After reasonable inquiry and to the best of my knowledge and belief, I certify that the information set forth in this statement is true, complete and correct.

 

February 12, 2010

Date

Fredric N. Eshelman
  /S/    LISA C. NOECKER        
Name:   Lisa C. Noecker
Title:   Attorney in Fact*

 

* Signed pursuant to a power of attorney, dated February 1, 2007, included as an exhibit to Schedule 13G filed with the Securities and Exchange Commission by Fredric N. Eshelman on February 12, 2010.


POWER OF ATTORNEY

KNOW ALL MEN BY THESE PRESENTS, that the undersigned hereby (1) revokes the general power of attorney granted to Rudy C. Howard and Fred B. Davenport, Jr. on December 16, 1998 with power for executing and filing of Securities Exchange Act of 1934 (the “Act”) Schedule 13G Beneficial Ownership Reports; and (2) constitutes and appoints each of B. Judd Hartman or Lisa C. Noecker signing singly, with full power of substitution, his/her true and lawful attorney-in-fact, to execute and cause to be filed and/or delivered, as required under Section 13(d) of the “Act” and the regulations thereunder, any number, as appropriate, of original, copies, or electronic filings of the Securities and Exchange Commission Schedule 13G Beneficial Ownership Reports (together with any amendments and joint filing agreements under Rule 13-d-1(f) (1) of the Act, as may be required thereto) to be filed and/or delivered with respect to any equity security (as defined in Rule 13(d)-1(d) under the Act) of Pharmaceutical Product Development, Inc. beneficially owned by the undersigned and which must be reported by the undersigned pursuant to Section 13(d) of the Act and the regulations thereunder, and generally to take such other actions and perform such other things necessary to effectuate the foregoing as fully in all respects as if the undersigned could do if personally present.

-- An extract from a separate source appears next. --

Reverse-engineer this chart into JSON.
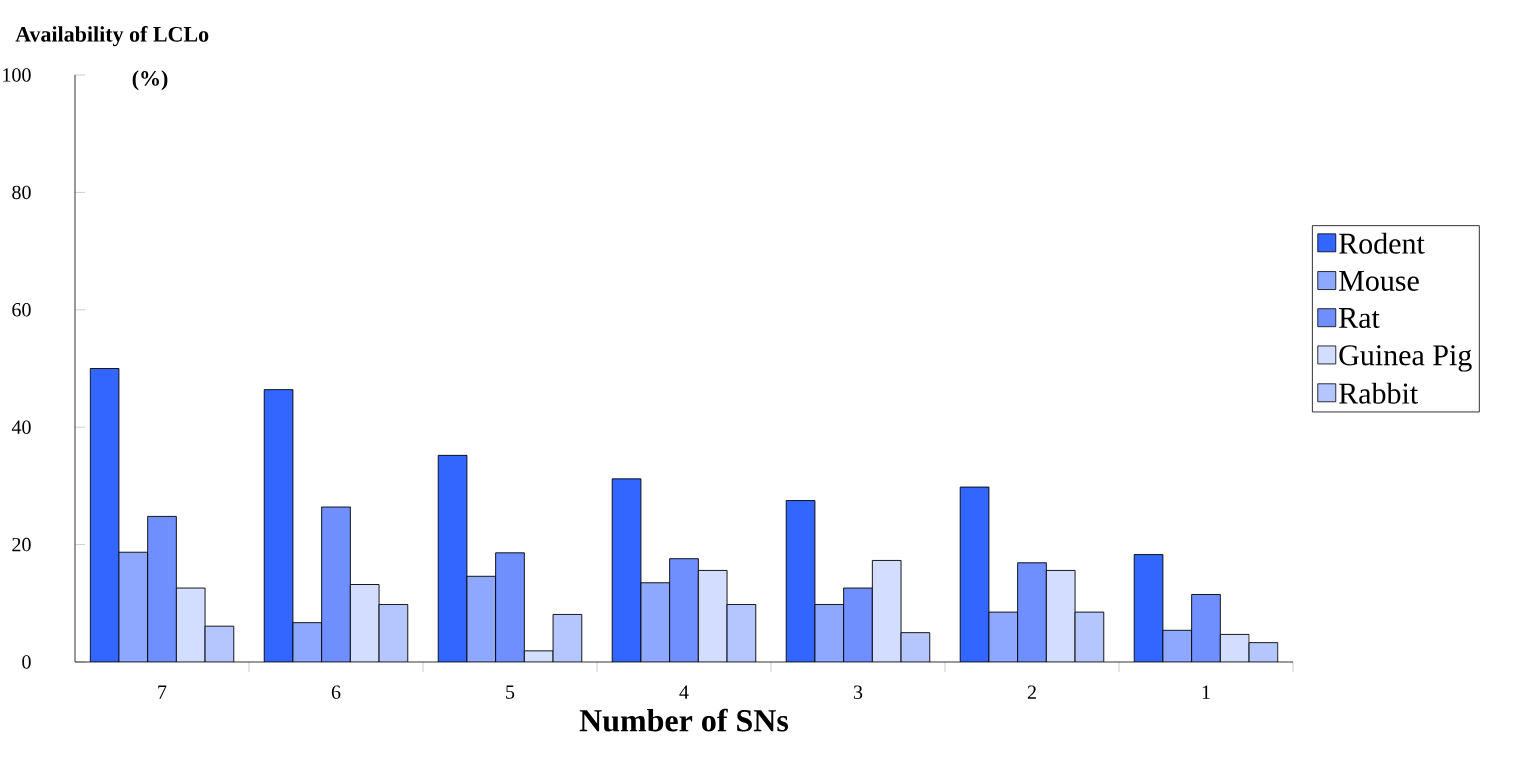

This Power of Attorney is governed by and shall be construed in accordance with the laws of the State of North Carolina. This Power of Attorney is effective until revoked by the undersigned, which revocation shall be evidenced by an instrument in writing in form required by North Carolina law. This Power of Attorney is executed pursuant to the provisions of the North Carolina General Statutes, Chapter 32A, Article 2, with the intention that this Power of Attorney and the authority of said attorney-in-fact hereunder shall continue in effect notwithstanding any incapacity or mental incompetence which may be incurred by the undersigned subsequent to the execution of this Power of Attorney by the undersigned.

IN WITNESS WHEREOF, the undersigned has caused this Power of Attorney to be executed as of this 1st day of February, 2007.